GAAP gross margin slipped to 48% from 49%, while adjusted gross margin eased to 51% from 52%, reflecting modest pressure on profitability at the gross level. Service gross margin was slightly lower due to higher labor costs, indicating that wage and staffing investments are weighing on margins even as services grow.

Rising Operating Expenses

Total operating expenses rose 13% year-over-year to $39.7 million, with general and administrative costs jumping 43%, or $5.6 million. Management pointed to higher legal expenses, outside consulting and increased bad debt reserves as the main drivers, signaling that non-core costs are currently outpacing revenue growth.

Wider GAAP Net Loss and Lower Adjusted EBITDA

The company’s GAAP net loss widened to $18.9 million from $11.4 million in the prior-year quarter, underscoring the earnings drag from rising costs. Adjusted EBITDA loss also expanded to $9.1 million from $3.3 million, a setback management linked largely to the step-up in operating expenses rather than to a deterioration in top-line demand.

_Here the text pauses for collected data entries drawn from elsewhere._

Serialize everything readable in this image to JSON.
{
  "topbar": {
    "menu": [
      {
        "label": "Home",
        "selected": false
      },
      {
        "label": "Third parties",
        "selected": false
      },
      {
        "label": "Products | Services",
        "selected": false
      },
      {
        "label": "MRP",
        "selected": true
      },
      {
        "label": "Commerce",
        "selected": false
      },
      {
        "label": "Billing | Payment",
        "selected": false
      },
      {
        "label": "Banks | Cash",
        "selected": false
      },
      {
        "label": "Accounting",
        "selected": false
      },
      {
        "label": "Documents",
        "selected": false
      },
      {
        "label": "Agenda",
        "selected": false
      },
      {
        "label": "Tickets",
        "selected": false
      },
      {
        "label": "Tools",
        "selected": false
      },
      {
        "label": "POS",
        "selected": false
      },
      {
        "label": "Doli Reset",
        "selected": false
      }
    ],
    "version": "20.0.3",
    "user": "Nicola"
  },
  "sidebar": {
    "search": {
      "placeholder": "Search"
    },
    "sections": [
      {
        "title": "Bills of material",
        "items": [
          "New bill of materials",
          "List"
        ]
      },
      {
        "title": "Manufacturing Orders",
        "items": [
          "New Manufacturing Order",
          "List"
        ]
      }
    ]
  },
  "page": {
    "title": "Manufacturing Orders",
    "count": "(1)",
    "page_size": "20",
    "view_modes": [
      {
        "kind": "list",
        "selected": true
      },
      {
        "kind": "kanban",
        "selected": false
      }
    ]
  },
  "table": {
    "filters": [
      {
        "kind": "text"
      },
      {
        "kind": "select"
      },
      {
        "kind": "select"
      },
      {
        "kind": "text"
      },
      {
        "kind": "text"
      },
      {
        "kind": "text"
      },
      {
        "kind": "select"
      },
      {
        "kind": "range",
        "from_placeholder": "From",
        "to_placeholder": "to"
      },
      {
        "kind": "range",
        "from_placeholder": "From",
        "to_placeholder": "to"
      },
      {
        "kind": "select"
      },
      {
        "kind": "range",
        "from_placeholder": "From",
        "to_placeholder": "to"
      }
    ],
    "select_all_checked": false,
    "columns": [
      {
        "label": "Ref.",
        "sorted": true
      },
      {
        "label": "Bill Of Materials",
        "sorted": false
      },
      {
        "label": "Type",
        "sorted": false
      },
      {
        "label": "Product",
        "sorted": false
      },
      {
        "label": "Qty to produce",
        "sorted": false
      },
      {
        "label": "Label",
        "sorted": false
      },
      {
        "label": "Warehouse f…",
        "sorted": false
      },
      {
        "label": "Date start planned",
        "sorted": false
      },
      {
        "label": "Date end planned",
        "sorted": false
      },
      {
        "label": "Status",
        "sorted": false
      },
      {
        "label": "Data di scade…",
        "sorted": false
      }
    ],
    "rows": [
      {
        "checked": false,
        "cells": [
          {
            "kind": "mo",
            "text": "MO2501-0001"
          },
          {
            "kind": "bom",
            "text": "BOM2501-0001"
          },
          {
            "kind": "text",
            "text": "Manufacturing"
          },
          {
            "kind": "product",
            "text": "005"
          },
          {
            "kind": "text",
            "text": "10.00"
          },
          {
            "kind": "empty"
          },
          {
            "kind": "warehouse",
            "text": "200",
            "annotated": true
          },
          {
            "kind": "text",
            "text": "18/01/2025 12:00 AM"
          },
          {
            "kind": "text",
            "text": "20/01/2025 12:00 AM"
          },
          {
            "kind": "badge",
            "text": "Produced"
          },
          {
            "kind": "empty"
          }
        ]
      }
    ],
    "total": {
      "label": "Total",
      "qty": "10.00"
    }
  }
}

Patent Litigation and Legal Costs

A significant increase in legal spending tied to ongoing patent litigation contributed meaningfully to the surge in G&A expenses. While management portrayed these legal costs as temporary, they acknowledged that the actions are creating near-term cost pressure and uncertainty around the timing and scale of potential relief.

Foreign Exchange and Tax Headwinds

Other income was pressured by a $1.2 million foreign exchange loss, reversing a $1.3 million FX gain in the prior year and weighing on the bottom line. Tax expense climbed to $1.5 million from $0.1 million, adding another layer of headwind and helping explain why the net loss grew more than operating trends alone would suggest.

Instrument Product Revenue Moderation

Product revenue, which includes instruments and reagents, increased only about 2% year-over-year to $28.8 million as instrument demand softened in some regions. Management linked the moderation to regional weakness and order timing effects, emphasizing that they expect services and reagents to shoulder more of the growth burden near term.

Forward-Looking Guidance and Outlook

Looking ahead, Cytek’s guidance assumes continued strength in services and reagents, with instruments delivering flat to modest growth and a buffer for macroeconomic risks. Management expects gross margins to improve as revenue builds seasonally and reiterated that adjusted EBITDA should trend higher each quarter, culminating in a positive full-year 2026 result backed by a solid cash position.

Cytek’s earnings call painted a picture of a company balancing strong commercial momentum with short-term profitability challenges. Investors are likely to focus on whether recurring revenue and U.S. growth can offset regional and legal headwinds, and on management’s ability to convert a growing installed base into sustainable earnings as 2026 progresses.